The ban could be tougher to enforce in across the CMA Festival than it was at Stagecoach, not only because Confederate imagery continues to enjoy far more popularity in the South but because festival-goers are spread across downtown all day, walking in and out of events that include several free stages. The policy should be easily enforceable at the events that are ticketed or require a festival pass, however, including the nightly all-star shows at Nissan Stadium.
Confederate imagery was for years a staple of many country and Southern rock shows — on stage as well as in the audience — with performers claiming it was a symbol of “rebel pride,” not racism. The issue came to the fore as bands like Lynyrd Skynyrd publicly and sometimes awkwardly grappled with whether to keep brandishing the flag. The need to purge it from country music, at least from an artist/industry standpoint, was amplified as representatives of the genre discussed its history of exclusion the past few years.
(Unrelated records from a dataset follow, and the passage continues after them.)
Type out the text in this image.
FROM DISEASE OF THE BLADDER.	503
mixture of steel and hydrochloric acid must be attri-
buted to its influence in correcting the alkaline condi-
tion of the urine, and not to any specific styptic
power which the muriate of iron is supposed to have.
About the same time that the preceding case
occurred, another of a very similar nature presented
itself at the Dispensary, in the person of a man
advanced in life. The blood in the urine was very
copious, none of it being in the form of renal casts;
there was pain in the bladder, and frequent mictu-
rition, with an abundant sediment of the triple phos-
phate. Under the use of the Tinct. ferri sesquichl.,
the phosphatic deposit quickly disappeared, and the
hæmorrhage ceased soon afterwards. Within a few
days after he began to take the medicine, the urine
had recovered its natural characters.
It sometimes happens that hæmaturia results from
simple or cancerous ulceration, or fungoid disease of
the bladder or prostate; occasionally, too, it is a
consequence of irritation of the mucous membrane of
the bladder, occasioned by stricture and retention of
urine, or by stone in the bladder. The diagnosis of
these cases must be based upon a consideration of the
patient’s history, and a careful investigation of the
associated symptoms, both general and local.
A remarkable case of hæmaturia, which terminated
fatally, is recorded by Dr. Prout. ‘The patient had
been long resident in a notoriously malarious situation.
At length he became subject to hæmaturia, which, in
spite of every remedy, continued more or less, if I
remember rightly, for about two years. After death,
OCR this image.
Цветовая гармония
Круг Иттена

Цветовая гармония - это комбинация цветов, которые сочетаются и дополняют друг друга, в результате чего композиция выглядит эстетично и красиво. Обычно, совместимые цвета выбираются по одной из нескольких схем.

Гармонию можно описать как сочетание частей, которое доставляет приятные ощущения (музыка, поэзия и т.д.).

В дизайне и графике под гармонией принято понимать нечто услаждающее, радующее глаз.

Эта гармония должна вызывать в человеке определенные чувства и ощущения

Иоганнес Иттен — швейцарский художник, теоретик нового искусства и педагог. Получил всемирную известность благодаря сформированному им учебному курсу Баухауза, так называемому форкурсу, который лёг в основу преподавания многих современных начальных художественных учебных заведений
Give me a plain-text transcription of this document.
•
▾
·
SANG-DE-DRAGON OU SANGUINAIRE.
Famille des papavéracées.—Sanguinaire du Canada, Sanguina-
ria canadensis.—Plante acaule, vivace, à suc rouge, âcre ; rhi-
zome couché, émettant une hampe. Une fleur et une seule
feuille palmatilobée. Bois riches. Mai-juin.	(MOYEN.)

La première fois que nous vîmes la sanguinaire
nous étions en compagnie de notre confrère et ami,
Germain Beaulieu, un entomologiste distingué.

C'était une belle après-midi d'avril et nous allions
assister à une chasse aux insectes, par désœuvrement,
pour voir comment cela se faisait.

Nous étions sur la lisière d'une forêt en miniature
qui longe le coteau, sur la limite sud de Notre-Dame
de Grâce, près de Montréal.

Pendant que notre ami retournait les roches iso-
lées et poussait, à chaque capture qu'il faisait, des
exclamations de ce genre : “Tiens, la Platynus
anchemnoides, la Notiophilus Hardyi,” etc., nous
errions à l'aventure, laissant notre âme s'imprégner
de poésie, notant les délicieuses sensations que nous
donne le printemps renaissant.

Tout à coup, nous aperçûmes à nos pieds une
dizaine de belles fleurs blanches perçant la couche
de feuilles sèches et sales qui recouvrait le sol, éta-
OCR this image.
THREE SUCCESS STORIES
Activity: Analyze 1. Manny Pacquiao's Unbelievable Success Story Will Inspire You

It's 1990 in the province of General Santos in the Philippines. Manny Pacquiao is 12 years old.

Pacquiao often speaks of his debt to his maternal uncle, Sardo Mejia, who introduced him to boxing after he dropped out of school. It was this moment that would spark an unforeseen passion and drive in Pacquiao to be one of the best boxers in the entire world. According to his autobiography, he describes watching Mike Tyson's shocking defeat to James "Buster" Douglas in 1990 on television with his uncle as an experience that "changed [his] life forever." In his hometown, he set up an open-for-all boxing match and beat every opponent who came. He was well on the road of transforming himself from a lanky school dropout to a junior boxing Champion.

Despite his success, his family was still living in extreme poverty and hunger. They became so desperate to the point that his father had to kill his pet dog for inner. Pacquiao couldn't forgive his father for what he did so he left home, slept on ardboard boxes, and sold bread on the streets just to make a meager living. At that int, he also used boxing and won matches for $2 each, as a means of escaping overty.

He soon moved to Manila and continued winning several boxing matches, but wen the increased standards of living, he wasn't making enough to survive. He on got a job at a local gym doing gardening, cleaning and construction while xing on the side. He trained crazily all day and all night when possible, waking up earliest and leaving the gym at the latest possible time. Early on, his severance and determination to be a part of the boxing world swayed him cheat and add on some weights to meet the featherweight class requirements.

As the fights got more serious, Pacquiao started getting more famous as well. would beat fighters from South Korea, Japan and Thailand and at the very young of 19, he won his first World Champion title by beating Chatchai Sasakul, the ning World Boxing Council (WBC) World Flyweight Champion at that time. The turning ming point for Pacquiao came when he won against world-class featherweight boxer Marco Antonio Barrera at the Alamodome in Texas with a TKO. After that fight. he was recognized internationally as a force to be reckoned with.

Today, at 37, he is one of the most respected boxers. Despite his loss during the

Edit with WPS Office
Maren Morris and Luke Combs both spoke to the issue in a 2021 virtual conversation on racial issues that was part of the Country Radio Seminar conference. “At these country music festivals, I see the Confederate flags in the parking lots,” said Morris. “I don’t want to play those festivals anymore. If you were a Black person, would you ever feel safe going to a show with those flying in the parking lot? … I feel like the most powerful thing as artists in our positions is to make those demands of large organizations, festivals, promoters, that’s one of the things we can do is say, ‘No, I’m not doing this. Get rid of them.’”
Combs, who has been arguably the biggest star in country over the past five years, had appeared in a video with flag imagery early in his pre-major-label career, but subsequently apologized. “There’s no excuse for these images,” Combs said in the Country Radio Seminar discussion. “As I’ve grown in my time as an artist, and as the world has changed drastically in the last five to seven years, I am now aware how painful that image can be. … I would never want to be associated with something that brings so much hurt to someone else.”
In 2015, in the wake of killings of nine Black parishioners in a South Carolina church by a white man who had previously brandished Confederate imagery, many major retailers that had allowed Confederate-styled items made a move to pull or disallow their sales, including Amazon, Wal-Mart, Sears/Kmart, eBay, Etsy and Google Shopping.
In 2020, NASCAR announced that fans would be prohibited from displaying Confederate imagery at all events and venues. A survey at the time found that NASCAR fans ages 45 and up were decidedly against the ban, 50% to 23%, while racing fans 44 and under were in a statistical tie on the issue.